My son raised his thumb up as soon as he bit into one when he came home from school. I guess that means – it is good, isn’t it?
If you need a gluten free donuts, you can omit the wheat flour.
One trick I use when I am deep frying is that I tilt over my pan (I use a stir-fry pan) to collect the oil to one side. This created deeper space for oil, which means less oil is needed to cover the pan.
BTW, do you know that rice doesn’t absorb as much oil as wheat do when deep frying? I should have taken the picture of the before and after status of oil level in the pan to show. Unlike wheat flour donuts, rice donuts will have far less oil consumption. How divine?
When the donuts are still hot, roll them in cinnamon sugar until coated evenly all over.
They are good hot, but I prefer to eat them at room temperature. The chewiness will develop better as it cools down.
Chewy, gooey, and sticky, with a crunch bite of granulated sugar…
Phyllis would have love them. She would be so impressed with me making these Korean style donuts, and… she and I would have chat for hours about pretty much anything while enjoying these goodies. I really miss her.

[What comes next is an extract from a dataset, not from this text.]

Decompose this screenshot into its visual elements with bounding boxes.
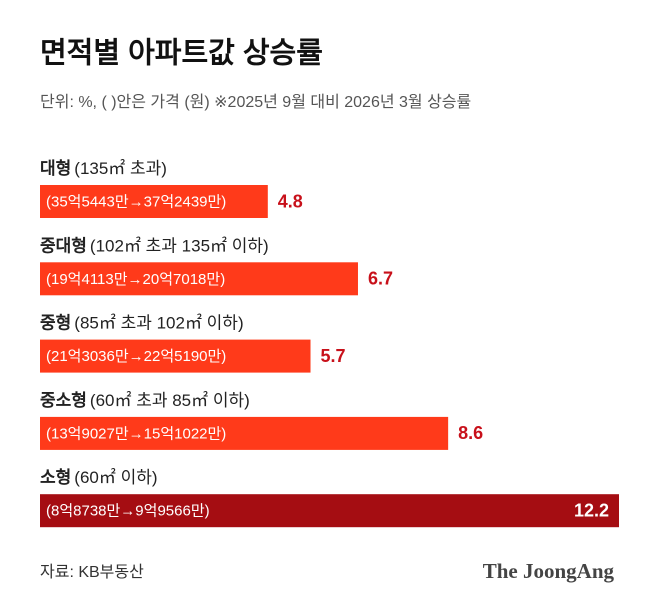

Well, it is getting late here. I better go to bed.
Hope you had a restful weekend. Can’t wait for Monday morning…
- Combine flours, sugar, baking powder, and salt in a large bowl.
- Mash sweet potato and add to the flour mixture and rub together until the flours become fine crumbs.
- Slowly add hot milk (1/4 cup of milk each time) to the mixture and mix together with a spoon first, then using hand bring the dough together to form a ball shape. The amount of milk depends on the moisture level of your potatoes. It should resemble the bread dough consistency.
- Make them into 1" balls with the dough. Set aside and cover with a towel.
- Heat oil in a wok or fryer over medium low temperature. Drop a few dough balls and start rolling with a metal utensil to brown them evenly, about 5 minutes. Make sure your oil is not too hot. About 145ºC is ideal temperature.
- Transfer the donuts to a plate lined with paper towel to remove extra oil on the surface. Roll them in cinnamon sugar to coat evenly all over. Serve warm or at room temperature.